Except in the case of debt-financed income and receipts from controlled organization, rents from real property and incidental rents from personal property leased with real property are excluded from UBI. Rents from personal property are “incidental” only if they do not exceed 10% of the total rents from all the property leased. However, if rents from personal property exceed 50% of the total rents, all rents (including the rent from real property) are UBI. Furthermore, rent loses its characterization as passive and excluded income if the organization provides substantial services to occupants.
Income from research is excluded from UBI in the following situations: income derived from research for (a) the United States, or any of its agencies or instrumentalities, or (b) any state or political subdivision thereof; in the case of a university, income derived from research performed for any person.

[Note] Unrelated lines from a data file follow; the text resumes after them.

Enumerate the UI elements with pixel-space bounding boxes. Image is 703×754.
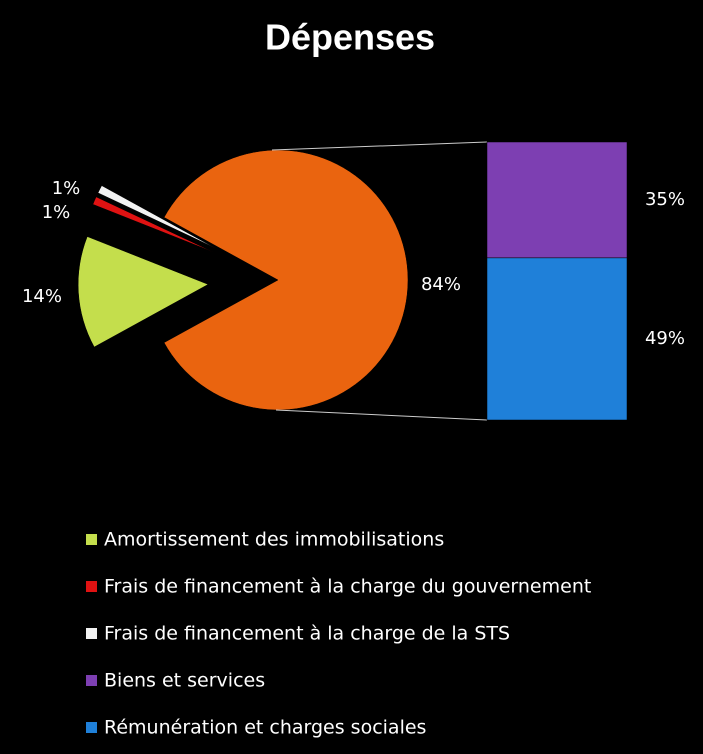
data-label: 84% [421,274,461,295]
legend-swatch [86,722,97,733]
data-label: 49% [645,328,685,349]
legend-label: Amortissement des immobilisations [104,529,444,551]
chart-title: Dépenses [265,17,435,58]
connector [275,409,488,421]
pie-slice [77,236,209,348]
data-label: 35% [645,189,685,210]
legend-swatch [86,628,97,639]
connector [271,141,488,151]
legend-label: Rémunération et charges sociales [104,717,426,739]
data-label: 1% [42,202,71,223]
legend-label: Frais de financement à la charge de la S… [104,623,510,645]
pie-slice [92,196,214,253]
pie-slice [97,185,216,249]
data-label: 1% [52,178,81,199]
data-label: 14% [22,286,62,307]
legend-swatch [86,581,97,592]
pie-slice [163,149,409,411]
legend-swatch [86,675,97,686]
bar-segment [486,257,628,421]
bar-segment [486,141,628,259]
legend-swatch [86,534,97,545]
legend-label: Frais de financement à la charge du gouv… [104,576,591,598]
legend-label: Biens et services [104,670,265,692]
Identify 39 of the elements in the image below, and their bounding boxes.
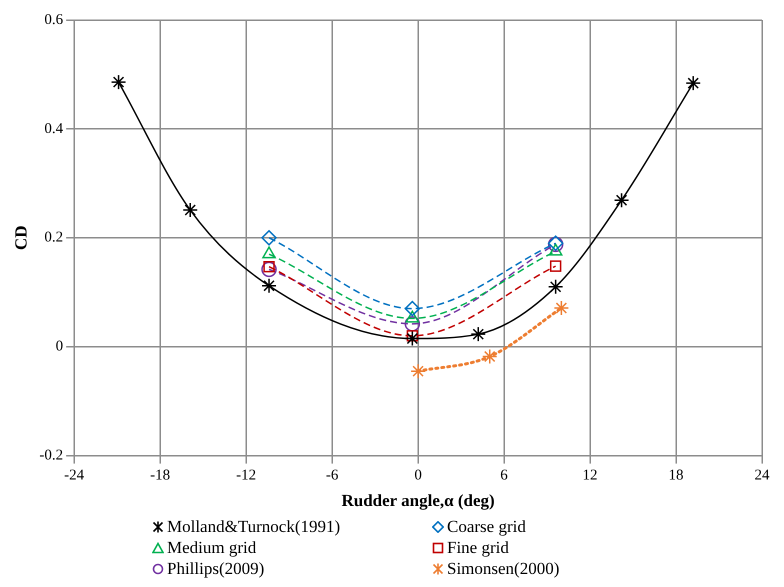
point bbox=[685, 75, 701, 91]
y-axis-title: CD bbox=[12, 226, 31, 250]
point bbox=[110, 74, 126, 90]
point bbox=[548, 279, 564, 295]
y-tick-label: 0 bbox=[56, 338, 64, 355]
point bbox=[406, 330, 418, 342]
y-tick-label: 0.4 bbox=[44, 120, 64, 137]
legend-label: Molland&Turnock(1991) bbox=[167, 516, 340, 537]
y-tick-label: -0.2 bbox=[39, 448, 64, 464]
x-tick-label: -24 bbox=[64, 468, 85, 484]
x-axis-title: Rudder angle,α (deg) bbox=[341, 491, 495, 510]
x-tick-label: 12 bbox=[582, 468, 598, 484]
point bbox=[261, 230, 277, 246]
y-tick-label: 0.2 bbox=[44, 230, 64, 246]
point bbox=[261, 278, 277, 294]
legend-label: Phillips(2009) bbox=[167, 558, 264, 579]
point bbox=[614, 192, 630, 208]
x-tick-label: 18 bbox=[668, 468, 684, 484]
x-tick-label: -6 bbox=[326, 468, 339, 484]
point bbox=[550, 260, 562, 272]
point bbox=[404, 330, 420, 346]
legend-label: Coarse grid bbox=[447, 516, 526, 537]
x-tick-label: -18 bbox=[150, 468, 170, 484]
point bbox=[261, 262, 277, 278]
x-tick-label: -12 bbox=[236, 468, 256, 484]
legend-label: Simonsen(2000) bbox=[447, 558, 560, 579]
point bbox=[482, 348, 498, 364]
point bbox=[182, 202, 198, 218]
y-tick-label: 0.6 bbox=[44, 12, 64, 28]
point bbox=[554, 300, 570, 316]
point bbox=[404, 316, 420, 332]
point bbox=[404, 300, 420, 316]
x-tick-label: 6 bbox=[500, 468, 508, 484]
x-tick-label: 0 bbox=[414, 468, 422, 484]
legend-label: Medium grid bbox=[167, 537, 256, 558]
point bbox=[470, 326, 486, 342]
point bbox=[410, 363, 426, 379]
legend-label: Fine grid bbox=[447, 537, 509, 558]
x-tick-label: 24 bbox=[754, 468, 770, 484]
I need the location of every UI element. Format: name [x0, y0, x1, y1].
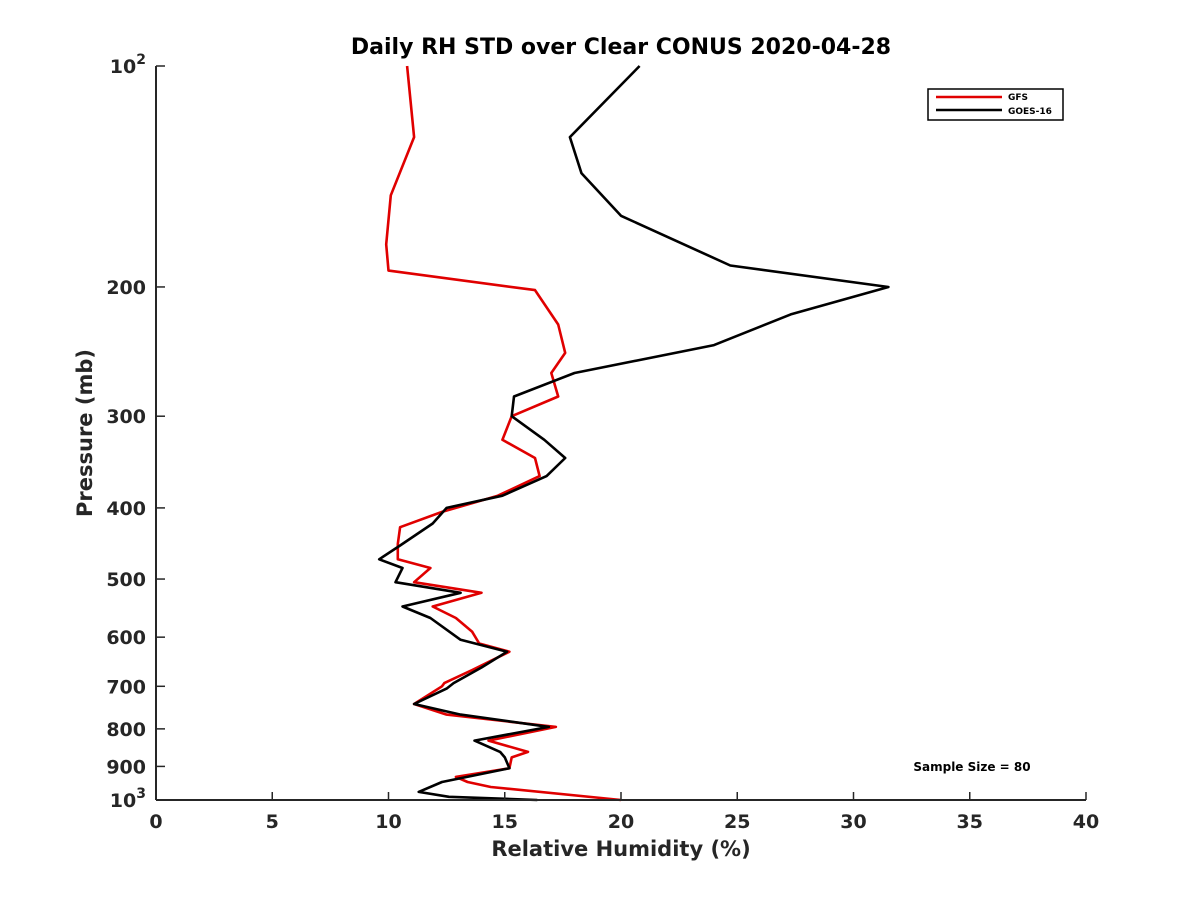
- x-tick-label: 30: [840, 811, 866, 833]
- series-layer: [377, 65, 890, 802]
- x-tick-label: 10: [375, 811, 401, 833]
- x-tick-label: 25: [724, 811, 750, 833]
- y-tick-label: 500: [106, 569, 146, 591]
- y-tick-label: 300: [106, 406, 146, 428]
- x-tick-label: 5: [266, 811, 279, 833]
- y-tick-label: 800: [106, 719, 146, 741]
- y-tick-label: 600: [106, 627, 146, 649]
- legend-box: [927, 88, 1064, 121]
- y-tick-label: 103: [110, 786, 146, 812]
- x-axis-label: Relative Humidity (%): [491, 837, 750, 861]
- y-tick-label: 900: [106, 756, 146, 778]
- x-tick-label: 35: [957, 811, 983, 833]
- y-tick-label: 200: [106, 277, 146, 299]
- y-axis-ticks: 102 200 300 400 500 600 700 800 900 103: [106, 52, 165, 812]
- x-tick-label: 0: [149, 811, 162, 833]
- legend-label-goes16: GOES-16: [1008, 107, 1052, 117]
- series-line-goes16: [377, 65, 890, 802]
- y-axis-label: Pressure (mb): [73, 349, 97, 517]
- y-tick-label: 700: [106, 676, 146, 698]
- legend-label-gfs: GFS: [1008, 93, 1028, 103]
- x-tick-label: 40: [1073, 811, 1099, 833]
- legend: GFS GOES-16: [927, 88, 1064, 121]
- chart-title: Daily RH STD over Clear CONUS 2020-04-28: [351, 35, 891, 60]
- y-tick-label: 400: [106, 498, 146, 520]
- x-axis-ticks: 0 5 10 15 20 25 30 35 40: [149, 792, 1099, 833]
- x-tick-label: 20: [608, 811, 634, 833]
- series-line-gfs: [384, 65, 622, 802]
- x-tick-label: 15: [492, 811, 518, 833]
- y-tick-label: 102: [110, 52, 146, 78]
- sample-size-annotation: Sample Size = 80: [913, 760, 1030, 774]
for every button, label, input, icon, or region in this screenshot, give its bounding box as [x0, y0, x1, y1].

Note that ordinary testing or inspection of products may not qualify as research for purposes of the UBI determination.
If you have questions about this information or identified potential UBI or require assistance, contact the Controller’s Office via email at firstname.lastname@example.org.
Staff in the RIT Tax Office, a business unit within the Controller’s Office’s Treasury & Financial Reporting Services department, perform an annual review of revenue recorded on the general ledger. If they find activities that may be considered UBI, they reach out to the department to gather more information and then make a determination regarding next steps.
If you have questions about this information or require assistance, contact the Controller’s Office at (585) 475-2383 or email: email@example.com
Other Tax Information
State and Local laws and Regulations
To ensure compliance with state and local laws and regulations, RIT faculty and staff who conduct University business activity outside of New York State are asked to contact the Controller’s Office prior to engaging in such activities. Business activities may include, but are not limited to, delivering training workshops, setting up a booth to sell services and/or products, and/or other activities that may or may not generate revenue for the University. Due to complexity of state and local rules and regulations, further review of specific state regulations including registering with the Secretary of State, registering as a non-profit, state, payroll registrations, etc., may be required by the Controller’s Office, Treasury and Financial Reporting and University tax counsel.